Formula 1 grand prix poses the ultimate design challenge, with up to 95% of each race car changed from one season to another. Use of 3D solid modelling is a fairly recent initiative by racing team designers, dating back just two or three years.
Previously most teams favoured conventional 2D drawings. Todaymultiple reconfigurations of the cars are carried out from race to race and event to event using digital mock-ups, product data management (PDM), web portals and much else besides.
This is no mean achievement as the top competitors such as McLaren operate two F1 teams, one for competition with three cars, the other a test team with two cars that are constantly undergoing experiments using innovative components.
Though McLaren began using CAD in the 1980s, it started defining components exclusively using a CAD system (originally from Computervison) only in 1992. In 1999 the company switched to IBM and Dassault Systemes’ Catia V4, of which it now has around 80 seats.
The move was dictated by the need for tighter integration with CFD simulation.Catia’s CAD/CAM/CAE is used for chassis design by seven out of the 12 teams (McLaren, Benetton, Ferrari, Arrows, Prost, Sauber and Toyota, which is developing a car for the 2002 season) – plus several of the engine manufacturers, including Ilmor Racing Engines (developer of the Mercedes engine for McLaren), Renault (for Benetton), Asiatech (for Arrows), Honda (for Jordan and BAR) and BMW (for Williams).
Because of the restrictive technical regulations for Formula 1 design, performance breakthroughs are rare these days, so incremental improvement is everything. Mike Plowman, IBM engineering projects director, explains the need for optimising each of the 3,500 components in a racing car. ‘If you can make just 0.1% improvement during tests, then you can move up the grid significantly.’
Development is astoundingly fast. Most teams start designing next year’s car in July, for construction in October and testing by Christmas and through January and February. The racing season lasts from March to early October, and testing continues in parallel, until December.
McLaren has about 60 designers, including four handling finite element analysis, six in the CFD group and 50 in the Vehicle Technology R&D group.
About 85% of each car is built in-house, apart from the engine and a few brake components. The carbon-fibre floors, top bodies and chassis are hand-built, using a novel laser projection system with specialist composite layingsoftware. McLaren is one of the few teams to design and manufacture its own gearboxes.
Solid modelling gives complete definition to every part of the car, from aerodynamics and safety analysis through to detailed design, analysis and kinematic simulation on the powertrain and control systems.

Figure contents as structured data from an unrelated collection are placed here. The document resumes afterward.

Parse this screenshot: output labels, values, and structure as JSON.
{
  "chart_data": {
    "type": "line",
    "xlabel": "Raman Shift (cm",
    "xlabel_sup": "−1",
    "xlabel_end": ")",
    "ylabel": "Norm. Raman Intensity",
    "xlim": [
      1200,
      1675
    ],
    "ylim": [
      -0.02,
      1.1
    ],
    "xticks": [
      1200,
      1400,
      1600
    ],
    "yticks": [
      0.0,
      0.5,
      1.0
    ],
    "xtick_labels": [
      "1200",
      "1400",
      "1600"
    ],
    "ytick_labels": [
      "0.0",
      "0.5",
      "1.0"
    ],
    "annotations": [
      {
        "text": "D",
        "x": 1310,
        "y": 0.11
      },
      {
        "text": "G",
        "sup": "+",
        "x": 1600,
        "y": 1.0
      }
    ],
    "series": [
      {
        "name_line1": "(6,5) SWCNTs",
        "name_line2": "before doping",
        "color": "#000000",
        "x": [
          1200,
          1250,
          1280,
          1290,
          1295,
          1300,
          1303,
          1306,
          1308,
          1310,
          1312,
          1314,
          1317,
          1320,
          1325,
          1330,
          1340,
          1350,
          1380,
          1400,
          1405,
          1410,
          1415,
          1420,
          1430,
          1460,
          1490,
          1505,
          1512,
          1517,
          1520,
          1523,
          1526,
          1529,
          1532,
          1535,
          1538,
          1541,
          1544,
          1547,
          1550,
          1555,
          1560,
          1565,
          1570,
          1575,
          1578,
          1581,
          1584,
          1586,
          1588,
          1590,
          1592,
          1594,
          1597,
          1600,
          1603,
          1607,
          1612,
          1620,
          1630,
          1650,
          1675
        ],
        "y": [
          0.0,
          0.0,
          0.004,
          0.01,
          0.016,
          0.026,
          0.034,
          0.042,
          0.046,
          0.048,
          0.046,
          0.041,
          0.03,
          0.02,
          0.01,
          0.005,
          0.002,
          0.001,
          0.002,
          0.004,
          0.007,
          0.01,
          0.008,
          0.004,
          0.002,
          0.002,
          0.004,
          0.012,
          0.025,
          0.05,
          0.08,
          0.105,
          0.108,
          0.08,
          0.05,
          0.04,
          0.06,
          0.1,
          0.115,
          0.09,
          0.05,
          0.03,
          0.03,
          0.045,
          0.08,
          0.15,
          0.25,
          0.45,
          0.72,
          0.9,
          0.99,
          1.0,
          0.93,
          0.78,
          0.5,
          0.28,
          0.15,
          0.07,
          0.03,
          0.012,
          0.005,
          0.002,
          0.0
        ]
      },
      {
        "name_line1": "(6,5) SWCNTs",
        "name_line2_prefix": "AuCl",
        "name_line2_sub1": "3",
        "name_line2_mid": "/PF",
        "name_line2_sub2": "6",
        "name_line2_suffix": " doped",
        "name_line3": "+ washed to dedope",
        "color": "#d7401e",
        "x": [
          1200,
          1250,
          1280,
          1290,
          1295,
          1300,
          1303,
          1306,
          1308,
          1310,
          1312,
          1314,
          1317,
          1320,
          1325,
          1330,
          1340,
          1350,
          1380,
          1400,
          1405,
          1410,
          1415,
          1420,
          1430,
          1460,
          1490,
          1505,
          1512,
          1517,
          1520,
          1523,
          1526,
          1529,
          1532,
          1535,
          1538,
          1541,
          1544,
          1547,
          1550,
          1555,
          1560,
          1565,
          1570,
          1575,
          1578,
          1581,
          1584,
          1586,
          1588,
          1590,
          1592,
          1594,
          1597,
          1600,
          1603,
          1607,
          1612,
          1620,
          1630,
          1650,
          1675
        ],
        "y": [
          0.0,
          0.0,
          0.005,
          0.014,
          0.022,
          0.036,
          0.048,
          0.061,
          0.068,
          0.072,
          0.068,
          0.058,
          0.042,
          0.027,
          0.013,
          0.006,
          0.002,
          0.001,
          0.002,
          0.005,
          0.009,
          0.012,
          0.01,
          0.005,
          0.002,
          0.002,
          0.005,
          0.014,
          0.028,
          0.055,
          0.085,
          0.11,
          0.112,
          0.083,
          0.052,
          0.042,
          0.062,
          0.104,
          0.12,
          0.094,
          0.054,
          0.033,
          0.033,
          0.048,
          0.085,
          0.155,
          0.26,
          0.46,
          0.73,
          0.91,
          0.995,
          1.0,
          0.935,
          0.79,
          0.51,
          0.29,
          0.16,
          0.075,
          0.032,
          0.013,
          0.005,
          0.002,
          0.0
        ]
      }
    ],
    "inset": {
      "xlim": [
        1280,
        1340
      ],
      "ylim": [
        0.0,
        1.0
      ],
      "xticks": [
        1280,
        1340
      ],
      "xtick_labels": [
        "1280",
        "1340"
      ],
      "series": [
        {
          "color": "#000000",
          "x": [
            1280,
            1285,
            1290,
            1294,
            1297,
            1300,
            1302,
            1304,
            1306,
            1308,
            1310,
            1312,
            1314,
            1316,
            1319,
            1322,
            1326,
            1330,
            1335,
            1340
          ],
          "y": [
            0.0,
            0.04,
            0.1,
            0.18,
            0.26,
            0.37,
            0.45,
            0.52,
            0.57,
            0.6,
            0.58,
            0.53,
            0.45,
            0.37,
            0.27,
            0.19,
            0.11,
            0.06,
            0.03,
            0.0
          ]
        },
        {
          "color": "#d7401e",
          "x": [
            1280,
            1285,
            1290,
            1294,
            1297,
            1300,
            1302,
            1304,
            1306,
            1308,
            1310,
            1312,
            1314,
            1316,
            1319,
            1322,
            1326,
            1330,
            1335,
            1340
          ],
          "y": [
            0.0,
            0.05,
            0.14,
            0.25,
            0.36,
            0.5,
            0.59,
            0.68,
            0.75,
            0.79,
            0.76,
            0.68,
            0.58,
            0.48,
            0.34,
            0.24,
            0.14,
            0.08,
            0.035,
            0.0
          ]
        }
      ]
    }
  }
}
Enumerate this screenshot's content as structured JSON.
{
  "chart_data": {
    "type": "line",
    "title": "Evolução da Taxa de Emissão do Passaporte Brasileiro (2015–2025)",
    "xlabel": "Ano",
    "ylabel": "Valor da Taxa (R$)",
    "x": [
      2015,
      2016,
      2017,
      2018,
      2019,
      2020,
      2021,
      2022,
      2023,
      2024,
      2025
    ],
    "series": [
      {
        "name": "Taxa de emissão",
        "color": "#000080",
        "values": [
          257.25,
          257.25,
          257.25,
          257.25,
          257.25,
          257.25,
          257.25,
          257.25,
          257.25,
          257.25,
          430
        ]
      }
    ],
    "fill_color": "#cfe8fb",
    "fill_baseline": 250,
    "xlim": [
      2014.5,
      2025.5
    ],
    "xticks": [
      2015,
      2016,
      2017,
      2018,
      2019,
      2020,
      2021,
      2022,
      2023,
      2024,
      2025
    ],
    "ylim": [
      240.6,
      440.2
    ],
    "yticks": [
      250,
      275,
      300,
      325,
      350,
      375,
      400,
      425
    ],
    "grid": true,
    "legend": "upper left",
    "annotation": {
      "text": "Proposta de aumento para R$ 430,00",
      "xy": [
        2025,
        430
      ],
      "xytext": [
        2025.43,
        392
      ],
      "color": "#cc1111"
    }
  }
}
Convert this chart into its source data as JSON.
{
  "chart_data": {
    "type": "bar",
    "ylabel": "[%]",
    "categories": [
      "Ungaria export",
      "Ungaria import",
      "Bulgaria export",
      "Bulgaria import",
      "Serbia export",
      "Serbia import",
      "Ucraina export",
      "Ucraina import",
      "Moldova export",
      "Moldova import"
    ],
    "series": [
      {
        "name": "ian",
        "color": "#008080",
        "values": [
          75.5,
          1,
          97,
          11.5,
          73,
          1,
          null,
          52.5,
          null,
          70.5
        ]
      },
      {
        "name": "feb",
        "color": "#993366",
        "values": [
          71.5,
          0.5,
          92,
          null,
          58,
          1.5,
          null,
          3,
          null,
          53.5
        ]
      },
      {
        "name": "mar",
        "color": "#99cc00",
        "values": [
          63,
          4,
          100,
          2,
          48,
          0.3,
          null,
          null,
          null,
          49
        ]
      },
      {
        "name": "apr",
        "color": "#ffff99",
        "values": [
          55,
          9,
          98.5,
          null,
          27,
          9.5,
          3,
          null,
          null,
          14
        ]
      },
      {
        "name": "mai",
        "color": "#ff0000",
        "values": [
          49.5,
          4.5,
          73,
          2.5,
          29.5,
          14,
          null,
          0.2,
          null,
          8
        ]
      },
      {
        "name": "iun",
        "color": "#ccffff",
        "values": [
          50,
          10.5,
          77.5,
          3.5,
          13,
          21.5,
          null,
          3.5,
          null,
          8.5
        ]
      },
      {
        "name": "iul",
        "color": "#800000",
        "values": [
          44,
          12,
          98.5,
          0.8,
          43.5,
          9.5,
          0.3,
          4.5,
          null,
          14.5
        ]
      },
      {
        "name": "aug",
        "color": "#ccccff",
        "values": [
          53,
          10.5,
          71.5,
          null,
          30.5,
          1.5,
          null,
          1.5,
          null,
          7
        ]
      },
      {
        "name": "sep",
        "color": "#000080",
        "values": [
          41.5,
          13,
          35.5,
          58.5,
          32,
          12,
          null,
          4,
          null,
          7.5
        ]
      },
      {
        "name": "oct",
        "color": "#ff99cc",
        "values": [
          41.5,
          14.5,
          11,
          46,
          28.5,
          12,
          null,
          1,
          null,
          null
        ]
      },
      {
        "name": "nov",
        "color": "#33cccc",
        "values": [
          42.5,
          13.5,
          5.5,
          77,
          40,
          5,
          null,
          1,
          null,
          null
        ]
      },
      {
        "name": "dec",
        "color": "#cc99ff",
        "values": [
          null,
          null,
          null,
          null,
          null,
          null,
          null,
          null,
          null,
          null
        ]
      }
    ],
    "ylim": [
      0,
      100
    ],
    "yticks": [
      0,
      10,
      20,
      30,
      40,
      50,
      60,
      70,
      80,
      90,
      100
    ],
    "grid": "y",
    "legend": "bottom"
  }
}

Digital mock-up and assembly enable rapid evaluation and quick part changes. In fact, the whole powertrain can be changed on the vehicle in just six minutes.
‘At any time there is an enormous amount of change and activity going on,’ says Plowman. All this has to be captured and recorded on an event-by-event basis. This calls for stringent knowledge management and the ability to map the overall configuration of each car as it develops.
McLaren has a complete electronic information management system, with web-enabled links to suppliers and the trackside. 3D data is shared between technicians, designers, the manufacturing staff (mostly in-house) and the team at the race.
‘We make an effort to wipe out any chance of unauthorised change,’ Plowman says. An authority-driven change control mode manages task execution throughout the design process. The system tracks when changes are implemented, ensures traceability and allows analysis of the impact of any changes. ‘It also prevents creating an enormous amount of scrap as parts are replaced,’ Plowman says.
Use of the digital mock-up ensures that everybody works from the same design, and enables fast clash detection. This is especially important when managing prototypes, with information drawn from many sources.
McLaren is testing the Enovia portal for communication between the designers and the factory floor. Eventually it plans to use it for communicating with the trackside and Ilmor Engineering.
Design engineer Scot Bain says the speed of working can be breathtaking: ‘The main question for new engineering recruits is: can they take the pace? Sometimes we draw something in the morning and it is made in the afternoon, bagged out and shipped out to a trackside on the other side of the world. Everybody has to work concurrently. This is real just-in-time production.’